De todos os vícios, os de comportamento, os do ego, são sem dúvida, os mais doloridos... São os que provocam a pior abstinência. As crises são longas e diluídas no dia-a-dia.
Quem me dera suar, gritar, rolar no chão, espernear e expurgar tudo o que sinto em poucos dias!
Quem me dera não ficar com esse monte de ideias loucas, esse amontoado de sentimentos, essa cortina de emoções a me nublar a vista, a tirar a beleza e o colorido dos meus dias!
Quem me dera poder me internar nun lugar, quem me dera um punhado de pílulas coloridas pra disfarçar o gosto amargo de se abandonar a loucura, a mania, o vício... Quem me dera passar 3 meses recolhida e voltar renovada!
Não... não é tão fácil!
É preciso ouvir aquelas músicas, passar por aquelas ruas, falar com aquelas pessoas...

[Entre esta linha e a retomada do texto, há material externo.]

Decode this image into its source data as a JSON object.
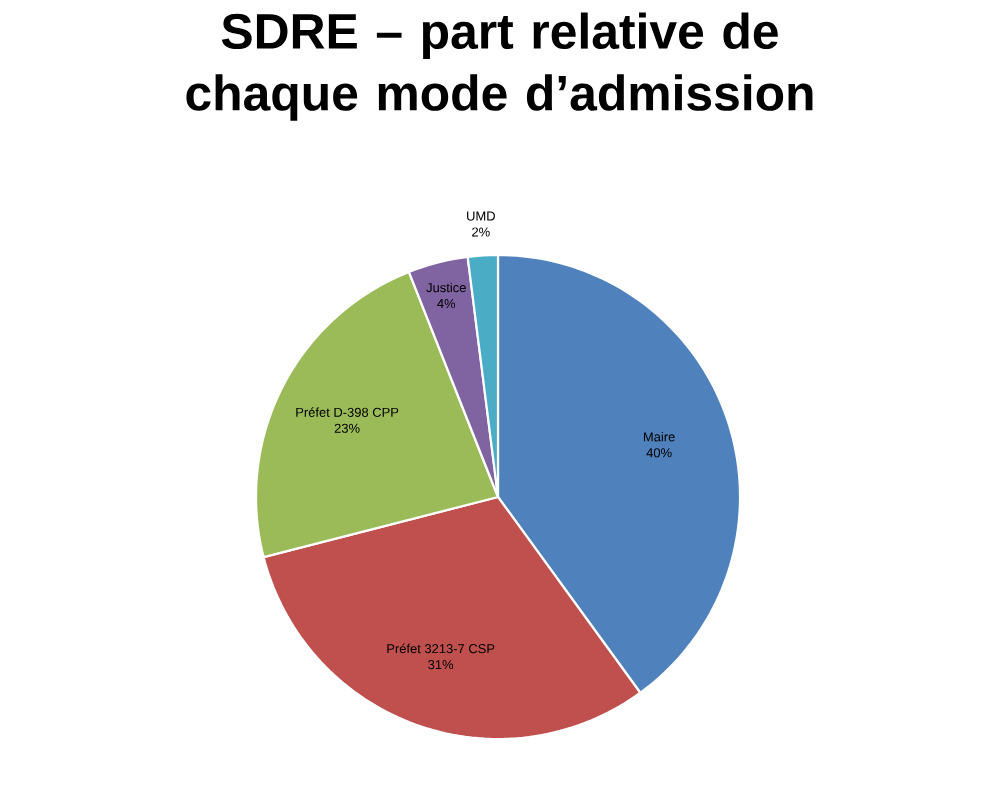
{
  "chart_data": {
    "type": "pie",
    "title": "SDRE – part relative de chaque mode d’admission",
    "categories": [
      "Maire",
      "Préfet 3213-7 CSP",
      "Préfet D-398 CPP",
      "Justice",
      "UMD"
    ],
    "values": [
      40,
      31,
      23,
      4,
      2
    ],
    "value_labels": [
      "40%",
      "31%",
      "23%",
      "4%",
      "2%"
    ],
    "colors": [
      "#4f81bd",
      "#c0504d",
      "#9bbb59",
      "#8064a2",
      "#4bacc6"
    ]
  }
}
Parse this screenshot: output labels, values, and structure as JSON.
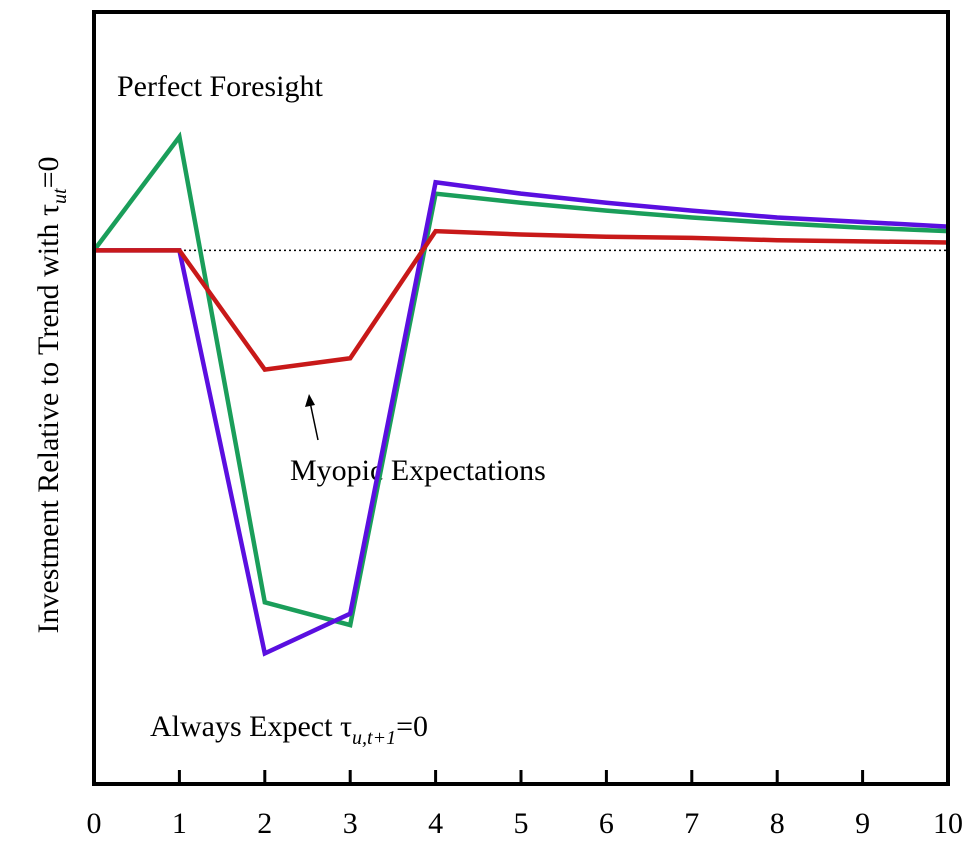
{
  "chart_data": {
    "type": "line",
    "title": "",
    "xlabel": "",
    "ylabel": {
      "main": "Investment Relative to Trend with τ",
      "sub": "ut",
      "suffix": "=0"
    },
    "x": [
      0,
      1,
      2,
      3,
      4,
      5,
      6,
      7,
      8,
      9,
      10
    ],
    "xticks": [
      "0",
      "1",
      "2",
      "3",
      "4",
      "5",
      "6",
      "7",
      "8",
      "9",
      "10"
    ],
    "xlim": [
      0,
      10
    ],
    "ylim": [
      -4.7,
      2.1
    ],
    "y_tick_labels_shown": false,
    "baseline": {
      "y": 0,
      "style": "dotted"
    },
    "grid": false,
    "legend": "none (series labeled by annotations)",
    "series": [
      {
        "key": "perfect_foresight",
        "color": "#1a9e5a",
        "values": [
          0,
          1.0,
          -3.1,
          -3.3,
          0.5,
          0.42,
          0.35,
          0.29,
          0.24,
          0.2,
          0.17
        ]
      },
      {
        "key": "always_expect_zero",
        "color": "#5a0fe0",
        "values": [
          0,
          0,
          -3.55,
          -3.2,
          0.6,
          0.5,
          0.42,
          0.35,
          0.29,
          0.25,
          0.21
        ]
      },
      {
        "key": "myopic",
        "color": "#c81919",
        "values": [
          0,
          0,
          -1.05,
          -0.95,
          0.17,
          0.14,
          0.12,
          0.11,
          0.09,
          0.08,
          0.07
        ]
      }
    ],
    "annotations": {
      "perfect_foresight": {
        "text": "Perfect Foresight"
      },
      "myopic": {
        "text": "Myopic Expectations"
      },
      "always_expect": {
        "text_main": "Always Expect τ",
        "text_sub": "u,t+1",
        "text_suffix": "=0"
      }
    }
  }
}
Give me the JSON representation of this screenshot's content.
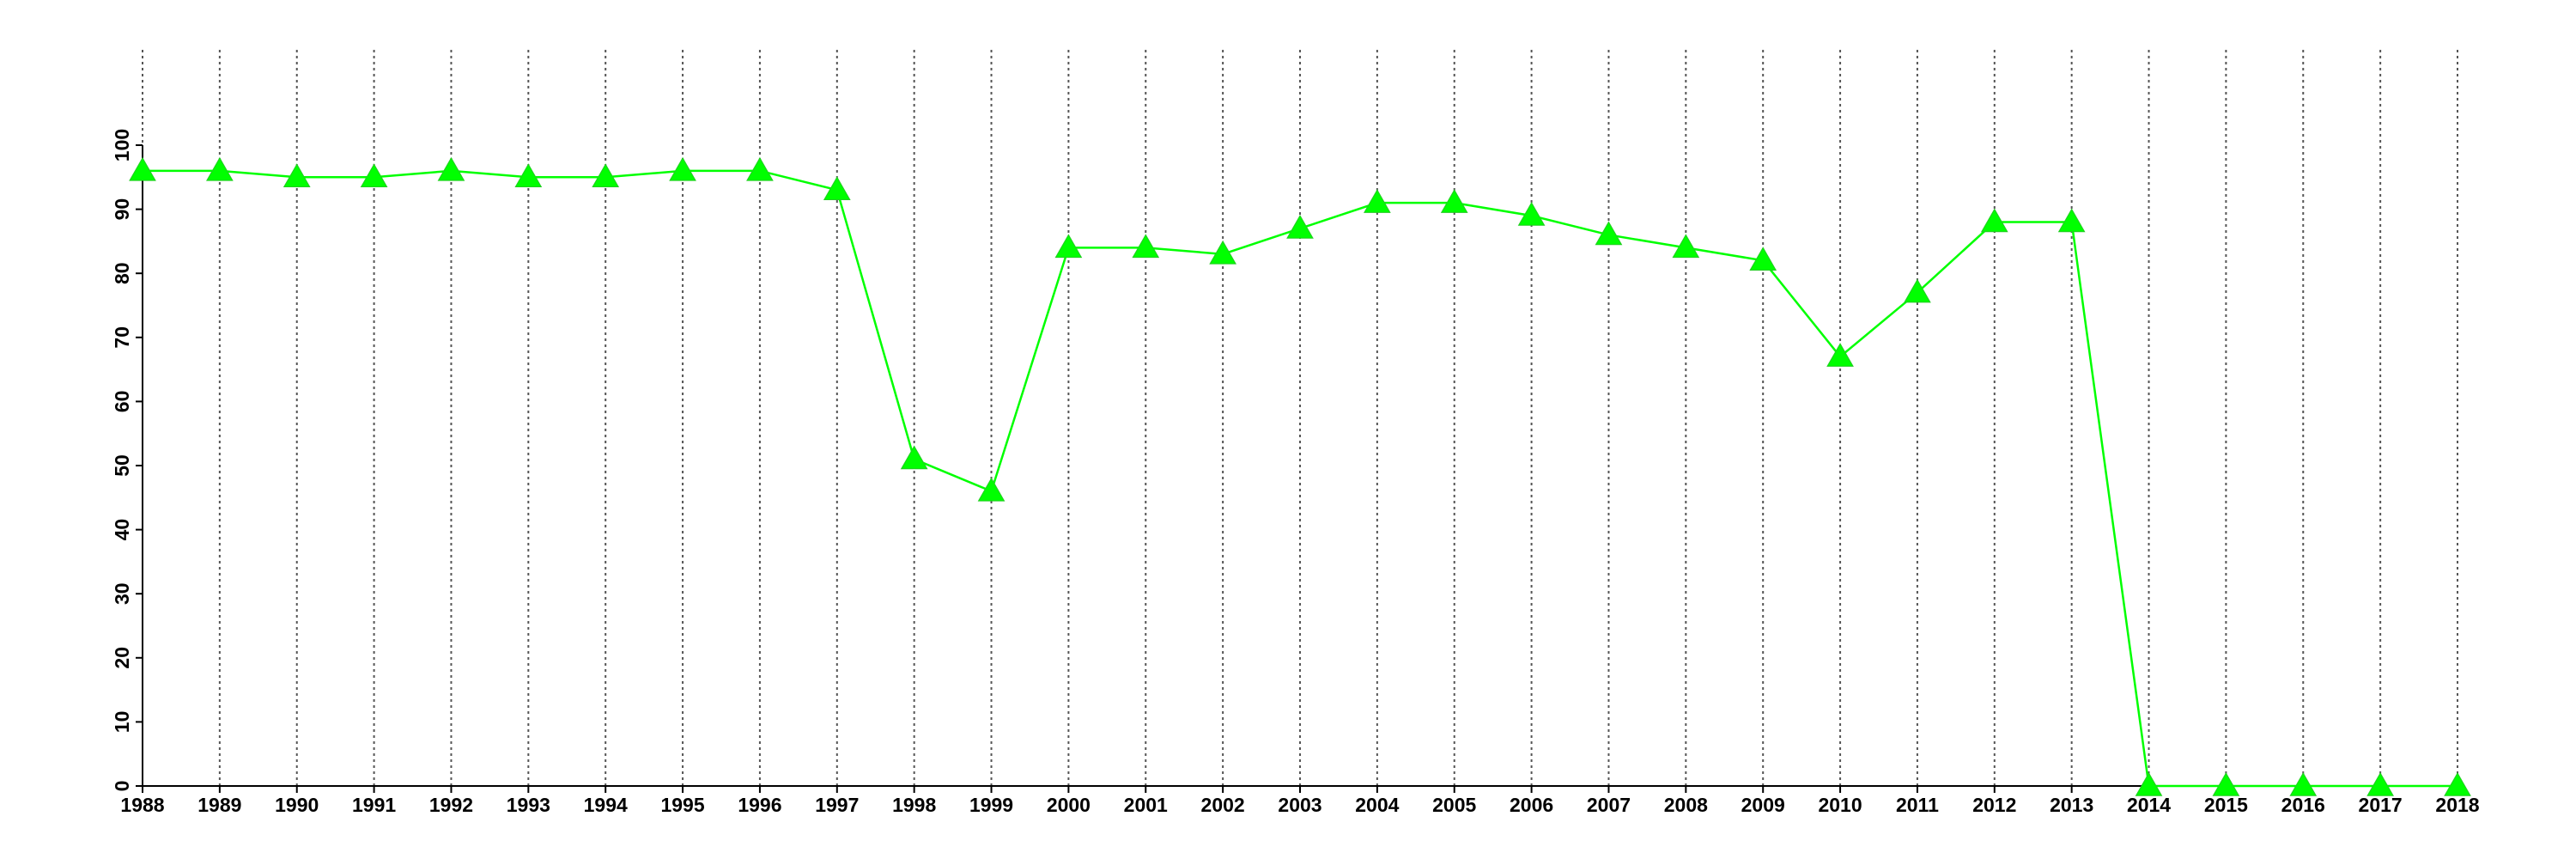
{
  "chart_data": {
    "type": "line",
    "x": [
      1988,
      1989,
      1990,
      1991,
      1992,
      1993,
      1994,
      1995,
      1996,
      1997,
      1998,
      1999,
      2000,
      2001,
      2002,
      2003,
      2004,
      2005,
      2006,
      2007,
      2008,
      2009,
      2010,
      2011,
      2012,
      2013,
      2014,
      2015,
      2016,
      2017,
      2018
    ],
    "values": [
      96,
      96,
      95,
      95,
      96,
      95,
      95,
      96,
      96,
      93,
      51,
      46,
      84,
      84,
      83,
      87,
      91,
      91,
      89,
      86,
      84,
      82,
      67,
      77,
      88,
      88,
      0,
      0,
      0,
      0,
      0
    ],
    "color": "#00ff00",
    "xlim": [
      1988,
      2018
    ],
    "xticks": [
      1988,
      1989,
      1990,
      1991,
      1992,
      1993,
      1994,
      1995,
      1996,
      1997,
      1998,
      1999,
      2000,
      2001,
      2002,
      2003,
      2004,
      2005,
      2006,
      2007,
      2008,
      2009,
      2010,
      2011,
      2012,
      2013,
      2014,
      2015,
      2016,
      2017,
      2018
    ],
    "ylim": [
      0,
      100
    ],
    "yticks": [
      0,
      10,
      20,
      30,
      40,
      50,
      60,
      70,
      80,
      90,
      100
    ],
    "grid": true
  }
}
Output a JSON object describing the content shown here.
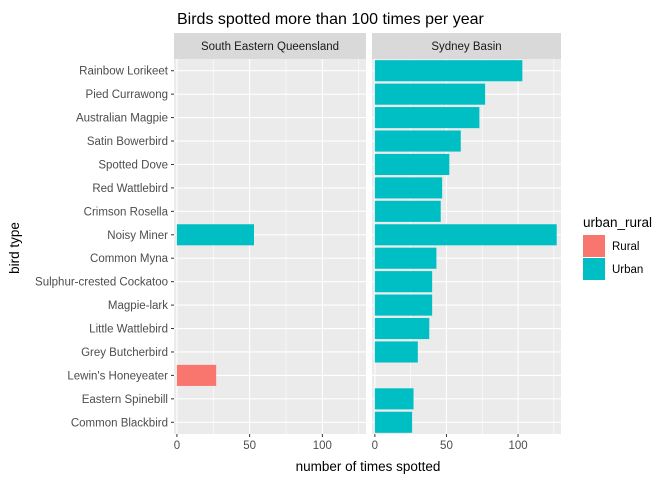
{
  "chart_data": {
    "type": "bar",
    "orientation": "horizontal",
    "title": "Birds spotted more than 100 times per year",
    "xlabel": "number of times spotted",
    "ylabel": "bird type",
    "xlim": [
      -2,
      130
    ],
    "xticks": [
      0,
      50,
      100
    ],
    "grid": true,
    "legend_position": "right",
    "legend": {
      "title": "urban_rural",
      "entries": [
        {
          "label": "Rural",
          "color": "#F8766D"
        },
        {
          "label": "Urban",
          "color": "#00BFC4"
        }
      ]
    },
    "categories": [
      "Rainbow Lorikeet",
      "Pied Currawong",
      "Australian Magpie",
      "Satin Bowerbird",
      "Spotted Dove",
      "Red Wattlebird",
      "Crimson Rosella",
      "Noisy Miner",
      "Common Myna",
      "Sulphur-crested Cockatoo",
      "Magpie-lark",
      "Little Wattlebird",
      "Grey Butcherbird",
      "Lewin's Honeyeater",
      "Eastern Spinebill",
      "Common Blackbird"
    ],
    "panels": [
      {
        "name": "South Eastern Queensland",
        "bars": [
          {
            "category": "Noisy Miner",
            "value": 53,
            "group": "Urban"
          },
          {
            "category": "Lewin's Honeyeater",
            "value": 27,
            "group": "Rural"
          }
        ]
      },
      {
        "name": "Sydney Basin",
        "bars": [
          {
            "category": "Rainbow Lorikeet",
            "value": 103,
            "group": "Urban"
          },
          {
            "category": "Pied Currawong",
            "value": 77,
            "group": "Urban"
          },
          {
            "category": "Australian Magpie",
            "value": 73,
            "group": "Urban"
          },
          {
            "category": "Satin Bowerbird",
            "value": 60,
            "group": "Urban"
          },
          {
            "category": "Spotted Dove",
            "value": 52,
            "group": "Urban"
          },
          {
            "category": "Red Wattlebird",
            "value": 47,
            "group": "Urban"
          },
          {
            "category": "Crimson Rosella",
            "value": 46,
            "group": "Urban"
          },
          {
            "category": "Noisy Miner",
            "value": 127,
            "group": "Urban"
          },
          {
            "category": "Common Myna",
            "value": 43,
            "group": "Urban"
          },
          {
            "category": "Sulphur-crested Cockatoo",
            "value": 40,
            "group": "Urban"
          },
          {
            "category": "Magpie-lark",
            "value": 40,
            "group": "Urban"
          },
          {
            "category": "Little Wattlebird",
            "value": 38,
            "group": "Urban"
          },
          {
            "category": "Grey Butcherbird",
            "value": 30,
            "group": "Urban"
          },
          {
            "category": "Eastern Spinebill",
            "value": 27,
            "group": "Urban"
          },
          {
            "category": "Common Blackbird",
            "value": 26,
            "group": "Urban"
          }
        ]
      }
    ]
  }
}
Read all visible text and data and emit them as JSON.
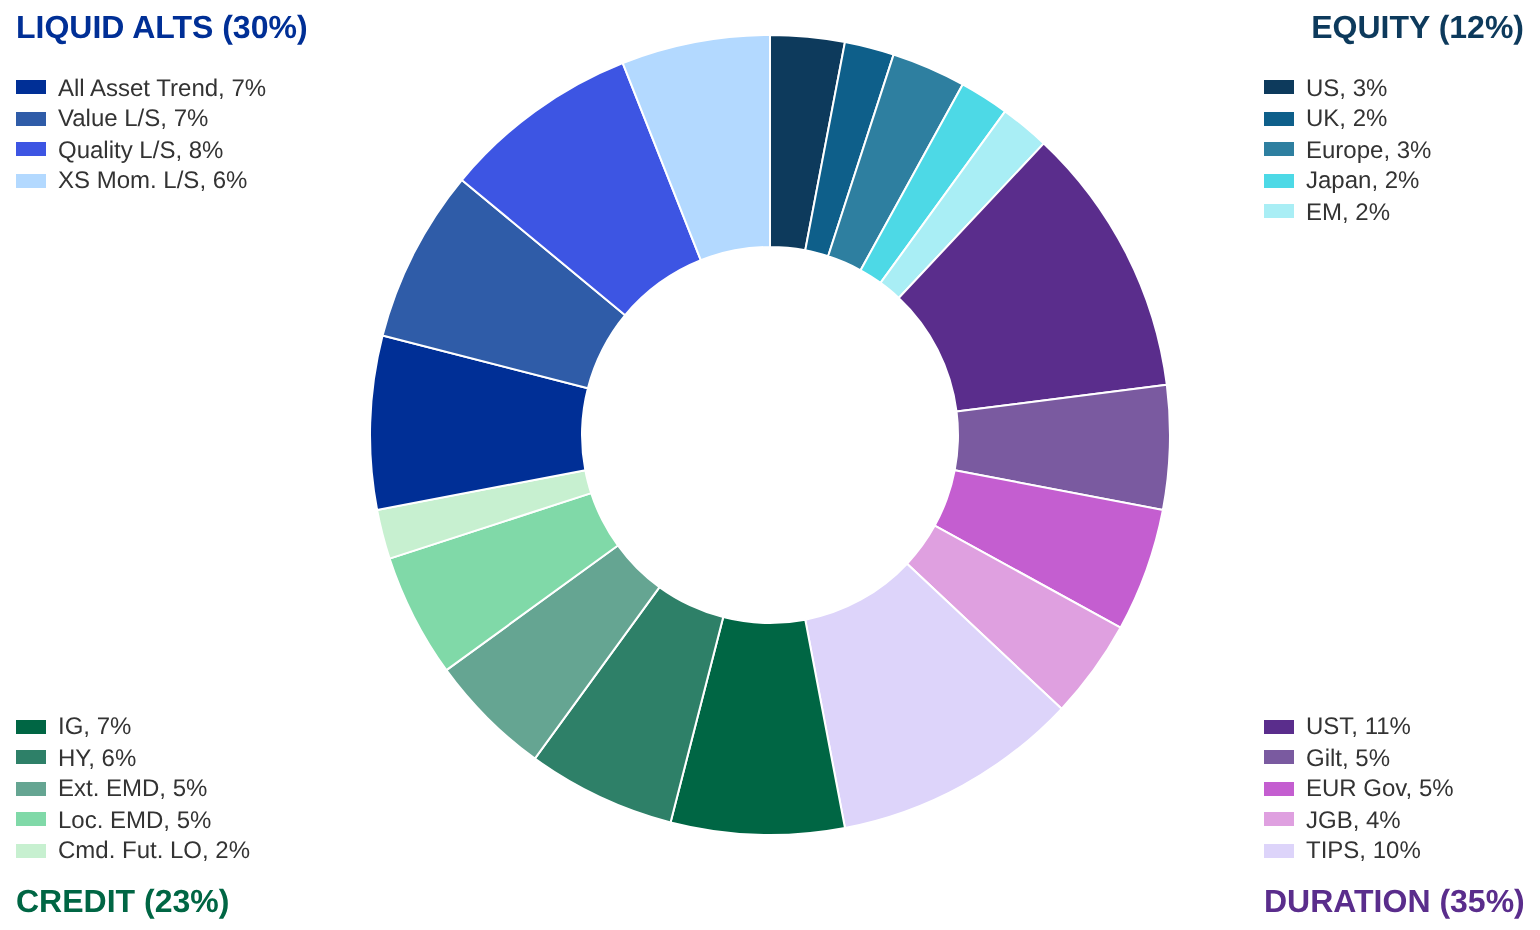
{
  "chart_data": {
    "type": "donut",
    "categories": [
      "US, 3%",
      "UK, 2%",
      "Europe, 3%",
      "Japan, 2%",
      "EM, 2%",
      "UST, 11%",
      "Gilt, 5%",
      "EUR Gov, 5%",
      "JGB, 4%",
      "TIPS, 10%",
      "IG, 7%",
      "HY, 6%",
      "Ext. EMD, 5%",
      "Loc. EMD, 5%",
      "Cmd. Fut. LO, 2%",
      "All Asset Trend, 7%",
      "Value L/S, 7%",
      "Quality L/S, 8%",
      "XS Mom. L/S, 6%"
    ],
    "values": [
      3,
      2,
      3,
      2,
      2,
      11,
      5,
      5,
      4,
      10,
      7,
      6,
      5,
      5,
      2,
      7,
      7,
      8,
      6
    ],
    "colors": [
      "#0d3a5c",
      "#0e5f8a",
      "#2e7fa0",
      "#4dd9e6",
      "#a9eef5",
      "#5a2d8c",
      "#7a5aa0",
      "#c45ed0",
      "#dfa0e0",
      "#ddd4fa",
      "#006644",
      "#2e8068",
      "#65a592",
      "#80d9a8",
      "#c7f0d0",
      "#002f96",
      "#2f5ca8",
      "#3d55e3",
      "#b3d9ff"
    ],
    "legend": "left",
    "annotations": [
      "EQUITY (12%)",
      "DURATION (35%)",
      "CREDIT (23%)",
      "LIQUID ALTS (30%)"
    ]
  }
}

É preciso fingir que tudo vai bem e continuar, não deixar nunca de seguir em frente, mesmo que, por vezes, aos cacos...
Ir adiante como se nada nos ferisse, como se a vida não doesse, como se a vontade de estancar não sufocasse a garganta.
É preciso, dia após dia, calar a voz que grita atrás dos olhos, cegar os olhos que procuram, lavar as mãos que tateam na escuridão da loucura, lavar lavar lavar demais... pra limpar da sujeira que desejamos meter a mão de novo, mas a culpa, só por pensar, já nos macula...
É preciso, toda noite, fechar os olhos e rezar, pedir, chorar, cansar, cansar, cansar...
Pedir o indulto do esquecimento... Fechar os olhos acreditando em um novo dia.
Sufocar esse vício, um dia atrás do outro, numa luta longa e extenuante, é um funeral a cada tarde, sepultando velhos sonhos, manias, recordações, desejos, obsessões, vontades reprimidas...
É um cortejo à loucura, mas no final, um tratamento de choque da lucidez.
Se tudo fará efeito... ah, isso eu só vou saber no fim.
E ainda não acabou...
Vou fechar os olhos e tentar dormir, mas antes vou rezar, pedir, chorar, implorar para não sonhar mais com o objeto do meu pior vício.